Emotionale Achterbahn «Soziale Unterstützung ist wie ein Fangtuch»

Von Sulamith Ehrensperger

23.12.2020

Für viele Menschen bedeutet physische Distanz auch viel weniger soziale Kontakte. Doch gerade in Krisenzeiten ist soziale Unterstützung essenziell, da sie «wie ein Fangtuch» wirken kann.
Für viele Menschen bedeutet physische Distanz auch viel weniger soziale Kontakte. Doch gerade in Krisenzeiten ist soziale Unterstützung essenziell, da sie «wie ein Fangtuch» wirken kann.
Bild: Getty Images

Die Corona-Krise nimmt viele Menschen seelisch mit. Vor allem zum Jahresende hin, das emotional schwierig sein kann. Was tun, wenn es drunter und drüber geht mit den Gefühlen – das Gespräch mit Ronia Schiftan von Dureschnufe.ch.

Frau Schiftan, welches sind die häufigsten Sorgen, die Sie zurzeit zu hören bekommen?

Die Menschen reagieren sehr unterschiedlich auf solche Krisensituationen. Ich beobachte, dass für viele das Ermüden das grösste Problem ist.
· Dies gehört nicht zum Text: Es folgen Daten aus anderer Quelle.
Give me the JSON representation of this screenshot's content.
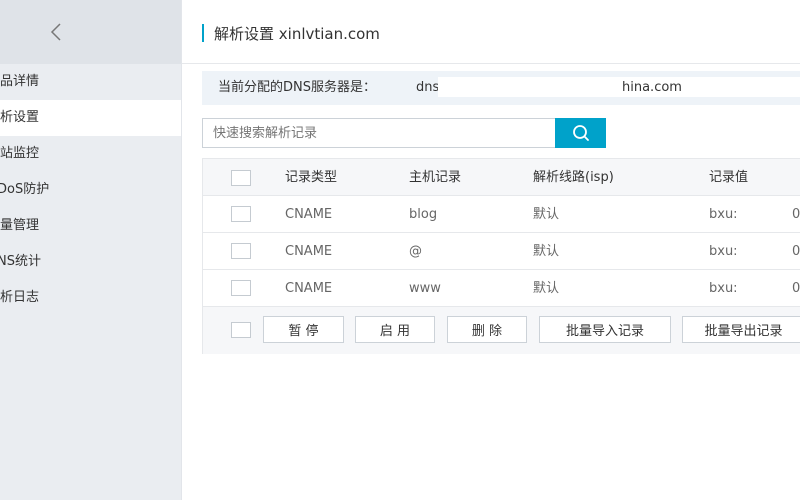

Man mag nicht mehr, vermisst seine Freunde und wünscht sich die Normalität zurück, die im Moment nicht möglich ist.

Sind es noch dieselben Sorgen, die viele während des Lockdowns im Frühjahr geplagt haben?

Viele Leute haben immer noch Angst, machen sich Sorgen, finanziell oder wegen Konflikten im familiären Umfeld. Es ist halt schon so: Je mehr wir zu Hause sind, desto mehr sind Konflikte programmiert. Was wir auch beobachten ist, dass viele mit den Massnahmen überfordert sind oder sich ausgeliefert fühlen – beispielsweise, wenn diese am Arbeitsplatz nicht sachgemäss umgesetzt werden. Das macht vielen Angst.

Das Jahresende erleben viele als emotionale Herausforderung. Was macht die kollektive Erschöpfung und ein Fest der Liebe innerhalb von Corona-Schranken mit den Menschen?

Rein emotional ist das letzte Jahresviertel für viele eine Herausforderung. Es gibt Menschen, die sehr einsam sind. Diese Einsamkeit kann sich zu dieser Zeit verschärfen, wenn man beispielsweise nicht mit der Familie feiern kann. Es ist klar, dass wenn die Belastungen von aussen zunehmen – beispielsweise wenn finanzielle Sorgen da sind –, das auch die Ängste verstärkt.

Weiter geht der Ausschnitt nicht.